Why linear, not audio, when diodes are present (Friedman, ~131:00 in the panel): "As soon as those diodes go on there, the taper of the pot just completely changes." A linear taper paired with a fixed-threshold Zener pair produces a perceived response that approximates audio — because the diode clamp dominates the upper portion of the pot's travel. An audio pot in the same circuit ends up too dark and lifeless in the lower half of the rotation.
Match the taper to the build: - Linear with 20V Zeners (Friedman's recalled Jose default). - Reverse-audio with 12V Zeners (lowest-V Zeners squash the upper half of pot travel; reverse-audio compensates). - Audio is acceptable on no-diode Jose builds (the no-diode "3-mod" family — Mick Mars Dr. Feelgood territory).
1MΩ value still matters. Independent of taper, 1MΩ keeps the cathode-follower output isolated from the tone stack. A lower-impedance pot would load the CF and roll off the upper midrange that's important for the Jose voicing. 1MΩ is high enough to be effectively transparent to the CF. Some Cameron and Friedman production builds use 500kΩ — same broad effect, slightly more CF loading.
Why this correction matters for JMIL: the audio-taper claim was carried into earlier JMIL releases on the strength of widely-circulated kit documentation. Friedman's panel statement is the most-authoritative living-modifier correction to date and the lab now reflects it explicitly rather than passing the old framing forward.

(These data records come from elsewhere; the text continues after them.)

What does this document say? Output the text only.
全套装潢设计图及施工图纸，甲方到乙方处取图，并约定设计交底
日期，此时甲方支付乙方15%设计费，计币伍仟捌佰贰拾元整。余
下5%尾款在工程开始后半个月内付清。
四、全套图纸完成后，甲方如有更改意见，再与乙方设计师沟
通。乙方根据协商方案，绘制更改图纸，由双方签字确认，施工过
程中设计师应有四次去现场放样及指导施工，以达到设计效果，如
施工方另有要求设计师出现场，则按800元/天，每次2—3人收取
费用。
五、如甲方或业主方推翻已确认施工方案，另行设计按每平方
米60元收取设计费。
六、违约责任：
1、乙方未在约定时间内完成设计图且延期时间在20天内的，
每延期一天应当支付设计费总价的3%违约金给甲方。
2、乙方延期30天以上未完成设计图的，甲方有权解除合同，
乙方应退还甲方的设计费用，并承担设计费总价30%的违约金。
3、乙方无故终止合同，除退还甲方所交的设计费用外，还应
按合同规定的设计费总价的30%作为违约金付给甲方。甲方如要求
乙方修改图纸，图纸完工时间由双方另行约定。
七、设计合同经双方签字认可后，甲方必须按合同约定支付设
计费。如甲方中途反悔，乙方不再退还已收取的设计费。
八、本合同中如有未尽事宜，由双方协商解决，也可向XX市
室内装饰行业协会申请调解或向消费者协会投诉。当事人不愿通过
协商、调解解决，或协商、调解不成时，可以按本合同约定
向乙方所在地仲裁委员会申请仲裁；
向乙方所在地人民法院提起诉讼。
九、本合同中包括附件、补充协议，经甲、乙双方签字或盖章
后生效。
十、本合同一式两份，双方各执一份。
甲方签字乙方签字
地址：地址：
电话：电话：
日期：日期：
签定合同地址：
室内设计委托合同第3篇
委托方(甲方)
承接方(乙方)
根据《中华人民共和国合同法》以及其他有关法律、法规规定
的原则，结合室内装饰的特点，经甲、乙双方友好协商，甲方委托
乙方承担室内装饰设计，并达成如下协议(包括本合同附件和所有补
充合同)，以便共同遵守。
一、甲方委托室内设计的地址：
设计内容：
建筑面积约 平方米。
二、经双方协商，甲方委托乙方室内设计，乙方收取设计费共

Nuance from Amp Panel #7 (Aug 2025) ~[119:25]: Friedman elaborates that his own production-amp taper choice was *partially driven by pot availability*, not purely by circuit theory: *"I use the linear just for availability on the Jose on the clipping. I didn't really have much of a choice for the pots we used."* This doesn't change the underlying recommendation — linear taper does pair correctly with diodes — but it does mean that "the canonical Jose taper" was, like much of Jose's documented practice, partially driven by what was available on the workbench at the time rather than from a clean engineering ideal. Different surviving Jose amps may have shipped with reverse-audio or other taper combinations depending on what Jose had on hand.